Solving the Spool's Acceleration with a Constant Force

[thenewbosco]

Diagram: http://snipurl.com/c8h6

A spool of wire is unwound with a constant force F. The spool is a solid cylinder mass M, radius R, and doesn't slip.
Show the acceleration of the centre of mass is 4F/3M.

what i have done:
$$\sum Torque = I\frac{a}{R}$$
$$FR=I\frac{a}{R}$$
$$\frac{FR^2}{I}=a$$

Now, for I, I used the parallel axis theorem and got
$$I=\frac{1}{2}MR^2+ MR^2 = \frac{3}{2}MR^2$$

but plugging into my formula above yields $$a=\frac{2F}{3M}$$

how do i get a=4F/3M?

thanks for your help

 

[Doc Al]

$$\sum Torque = I\frac{a}{R}$$
$$FR=I\frac{a}{R}$$

Since you are using the point of contact with the floor as your axis of rotation, the torque is 2FR, not FR.

 

[thenewbosco]

Thank you for your help.
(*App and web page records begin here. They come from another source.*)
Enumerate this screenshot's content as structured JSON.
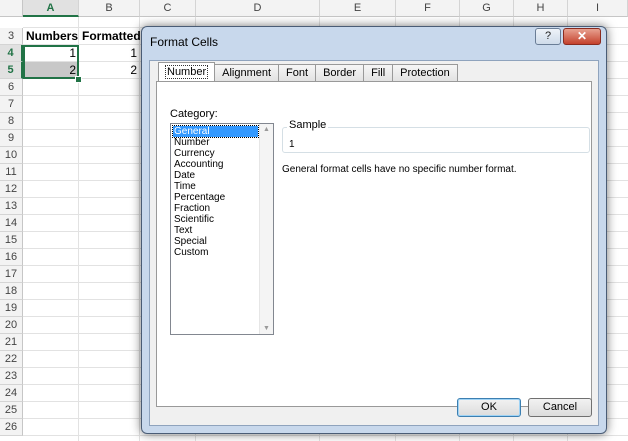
{
  "spreadsheet": {
    "columns": [
      "A",
      "B",
      "C",
      "D",
      "E",
      "F",
      "G",
      "H",
      "I"
    ],
    "rows": [
      "3",
      "4",
      "5",
      "6",
      "7",
      "8",
      "9",
      "10",
      "11",
      "12",
      "13",
      "14",
      "15",
      "16",
      "17",
      "18",
      "19",
      "20",
      "21",
      "22",
      "23",
      "24",
      "25",
      "26"
    ],
    "selected_column": "A",
    "selected_rows": [
      "4",
      "5"
    ],
    "cells": {
      "A3": "Numbers",
      "B3": "Formatted",
      "A4": "1",
      "B4": "1",
      "A5": "2",
      "B5": "2"
    }
  },
  "dialog": {
    "title": "Format Cells",
    "help_label": "?",
    "close_label": "✕",
    "tabs": [
      "Number",
      "Alignment",
      "Font",
      "Border",
      "Fill",
      "Protection"
    ],
    "active_tab": "Number",
    "category_label": "Category:",
    "categories": [
      "General",
      "Number",
      "Currency",
      "Accounting",
      "Date",
      "Time",
      "Percentage",
      "Fraction",
      "Scientific",
      "Text",
      "Special",
      "Custom"
    ],
    "selected_category": "General",
    "sample_label": "Sample",
    "sample_value": "1",
    "description": "General format cells have no specific number format.",
    "ok_label": "OK",
    "cancel_label": "Cancel"
  },
  "colors": {
    "excel_green": "#217346",
    "selection_blue": "#3399ff",
    "close_red": "#c4412c"
  }
}
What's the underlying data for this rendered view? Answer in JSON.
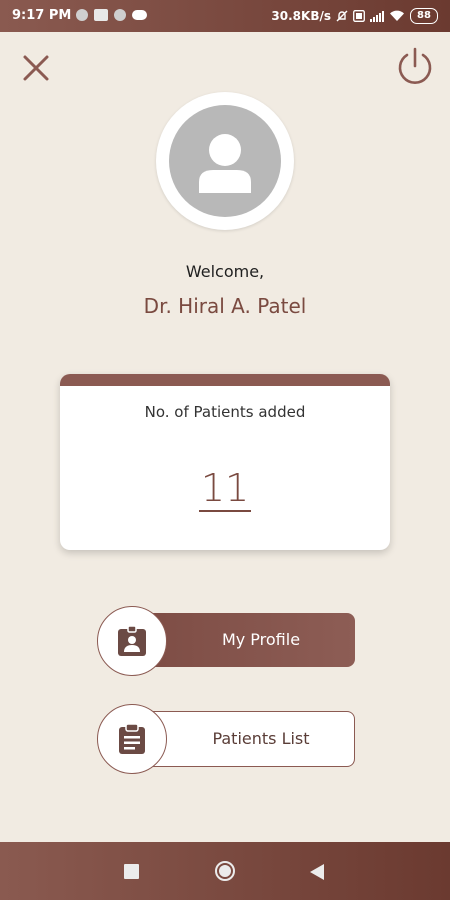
{
  "status_bar": {
    "time": "9:17 PM",
    "network_speed": "30.8KB/s",
    "battery": "88",
    "icons": [
      "notification-dot-icon",
      "message-icon",
      "notification-dot-icon",
      "cloud-icon",
      "mute-icon",
      "hd-icon",
      "signal-icon",
      "wifi-icon",
      "battery-icon"
    ]
  },
  "header": {
    "close_icon": "close-icon",
    "power_icon": "power-icon"
  },
  "profile": {
    "avatar_icon": "user-avatar-icon",
    "welcome_text": "Welcome,",
    "doctor_name": "Dr. Hiral A. Patel"
  },
  "stats_card": {
    "title": "No. of Patients added",
    "count": "11"
  },
  "actions": {
    "my_profile_label": "My Profile",
    "my_profile_icon": "profile-badge-icon",
    "patients_list_label": "Patients List",
    "patients_list_icon": "clipboard-icon"
  },
  "navigation": {
    "items": [
      "recents-icon",
      "home-icon",
      "back-icon"
    ]
  },
  "colors": {
    "accent": "#8b5a52",
    "background": "#f1ebe2",
    "bar_gradient_start": "#8a5a50",
    "bar_gradient_end": "#6b3a30"
  }
}
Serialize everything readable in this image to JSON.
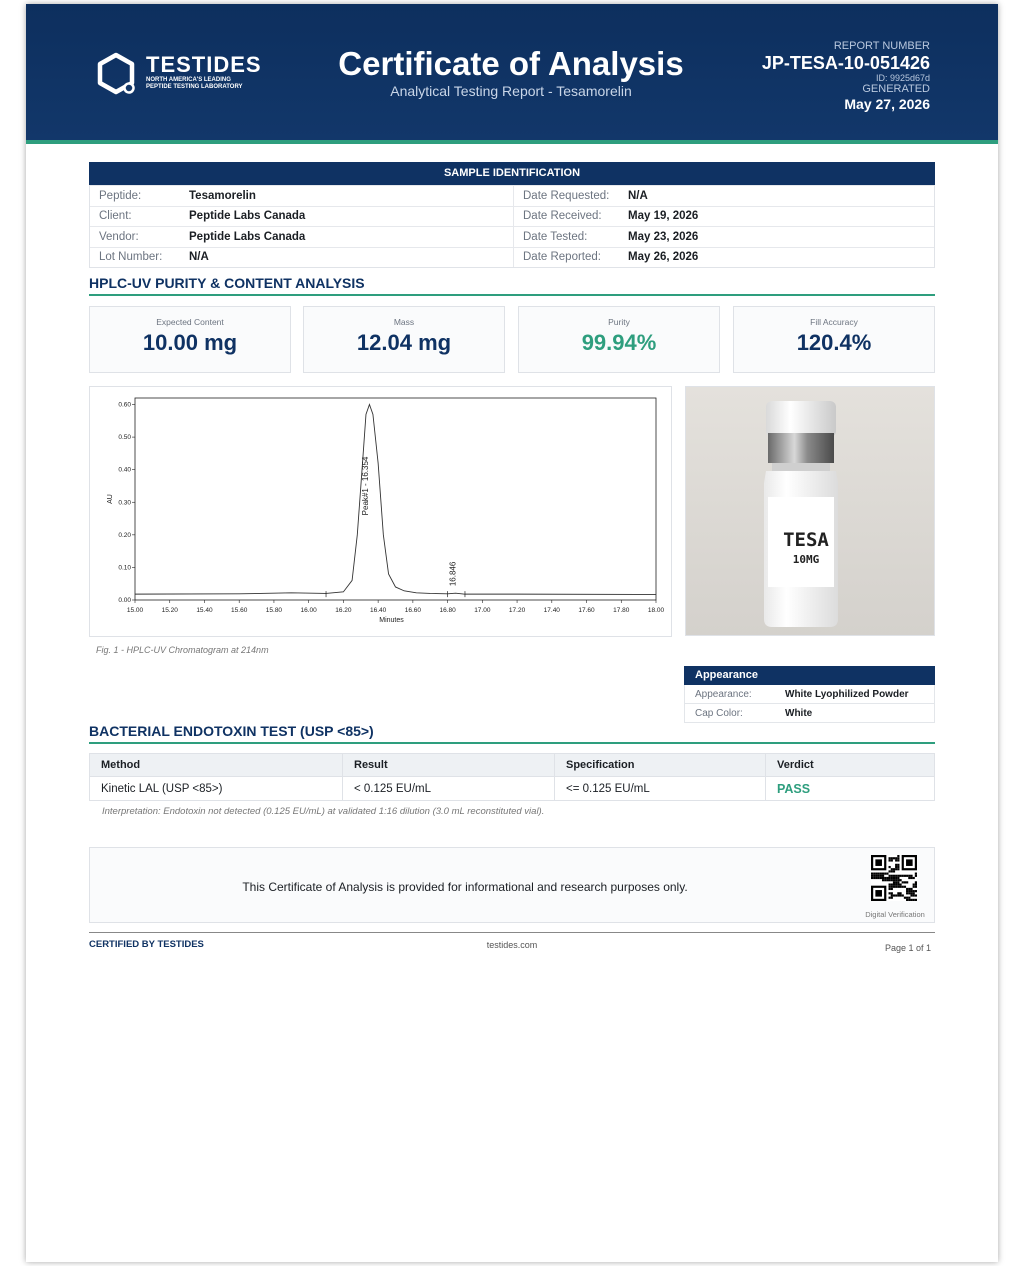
{
  "header": {
    "brand_name": "TESTIDES",
    "brand_tagline_1": "NORTH AMERICA'S LEADING",
    "brand_tagline_2": "PEPTIDE TESTING LABORATORY",
    "title": "Certificate of Analysis",
    "subtitle": "Analytical Testing Report  -  Tesamorelin",
    "report_number_label": "REPORT NUMBER",
    "report_number": "JP-TESA-10-051426",
    "report_id": "ID: 9925d67d",
    "generated_label": "GENERATED",
    "generated_date": "May 27, 2026"
  },
  "sample": {
    "section_title": "SAMPLE IDENTIFICATION",
    "rows": [
      {
        "k1": "Peptide:",
        "v1": "Tesamorelin",
        "k2": "Date Requested:",
        "v2": "N/A"
      },
      {
        "k1": "Client:",
        "v1": "Peptide Labs Canada",
        "k2": "Date Received:",
        "v2": "May 19, 2026"
      },
      {
        "k1": "Vendor:",
        "v1": "Peptide Labs Canada",
        "k2": "Date Tested:",
        "v2": "May 23, 2026"
      },
      {
        "k1": "Lot Number:",
        "v1": "N/A",
        "k2": "Date Reported:",
        "v2": "May 26, 2026"
      }
    ]
  },
  "hplc": {
    "section_title": "HPLC-UV PURITY & CONTENT ANALYSIS",
    "cards": [
      {
        "label": "Expected Content",
        "value": "10.00 mg"
      },
      {
        "label": "Mass",
        "value": "12.04 mg"
      },
      {
        "label": "Purity",
        "value": "99.94%"
      },
      {
        "label": "Fill Accuracy",
        "value": "120.4%"
      }
    ],
    "figure_caption": "Fig. 1  -  HPLC-UV Chromatogram at 214nm"
  },
  "chart_data": {
    "type": "line",
    "title": "",
    "xlabel": "Minutes",
    "ylabel": "AU",
    "xlim": [
      15.0,
      18.0
    ],
    "ylim": [
      0.0,
      0.62
    ],
    "x_ticks": [
      "15.00",
      "15.20",
      "15.40",
      "15.60",
      "15.80",
      "16.00",
      "16.20",
      "16.40",
      "16.60",
      "16.80",
      "17.00",
      "17.20",
      "17.40",
      "17.60",
      "17.80",
      "18.00"
    ],
    "y_ticks": [
      "0.00",
      "0.10",
      "0.20",
      "0.30",
      "0.40",
      "0.50",
      "0.60"
    ],
    "series": [
      {
        "name": "",
        "x": [
          15.0,
          15.6,
          15.9,
          16.1,
          16.2,
          16.25,
          16.28,
          16.31,
          16.33,
          16.35,
          16.37,
          16.4,
          16.43,
          16.46,
          16.5,
          16.55,
          16.62,
          16.7,
          16.8,
          16.846,
          16.9,
          17.2,
          18.0
        ],
        "y": [
          0.018,
          0.019,
          0.022,
          0.02,
          0.025,
          0.06,
          0.2,
          0.42,
          0.57,
          0.6,
          0.57,
          0.42,
          0.2,
          0.08,
          0.04,
          0.028,
          0.022,
          0.02,
          0.019,
          0.021,
          0.018,
          0.018,
          0.017
        ]
      }
    ],
    "peak_labels": [
      "Peak#1 - 16.354",
      "16.846"
    ],
    "peaks_x": [
      16.354,
      16.846
    ]
  },
  "appearance": {
    "title": "Appearance",
    "rows": [
      {
        "k": "Appearance:",
        "v": "White Lyophilized Powder"
      },
      {
        "k": "Cap Color:",
        "v": "White"
      }
    ]
  },
  "vial_label": {
    "line1": "TESA",
    "line2": "10MG"
  },
  "endotoxin": {
    "section_title": "BACTERIAL ENDOTOXIN TEST (USP <85>)",
    "headers": [
      "Method",
      "Result",
      "Specification",
      "Verdict"
    ],
    "row": [
      "Kinetic LAL (USP <85>)",
      "< 0.125 EU/mL",
      "<= 0.125 EU/mL",
      "PASS"
    ],
    "interpretation": "Interpretation: Endotoxin not detected (0.125 EU/mL) at validated 1:16 dilution (3.0 mL reconstituted vial)."
  },
  "note": {
    "text": "This Certificate of Analysis is provided for informational and research purposes only.",
    "qr_caption": "Digital Verification"
  },
  "footer": {
    "certified": "CERTIFIED BY TESTIDES",
    "website": "testides.com",
    "page": "Page 1 of 1"
  },
  "colors": {
    "navy": "#0f3263",
    "green": "#2e9e7e"
  }
}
Can you explain why the torque is 2FR instead of just FR??

thanks

 

[Doc Al]

Can you explain why the torque is 2FR instead of just FR??

Torque is F times the perpendicular distance to the axis. Since the axis you are using is the point of contact with the floor, the distance is 2R, not R. (FR is the torque about the center of mass.)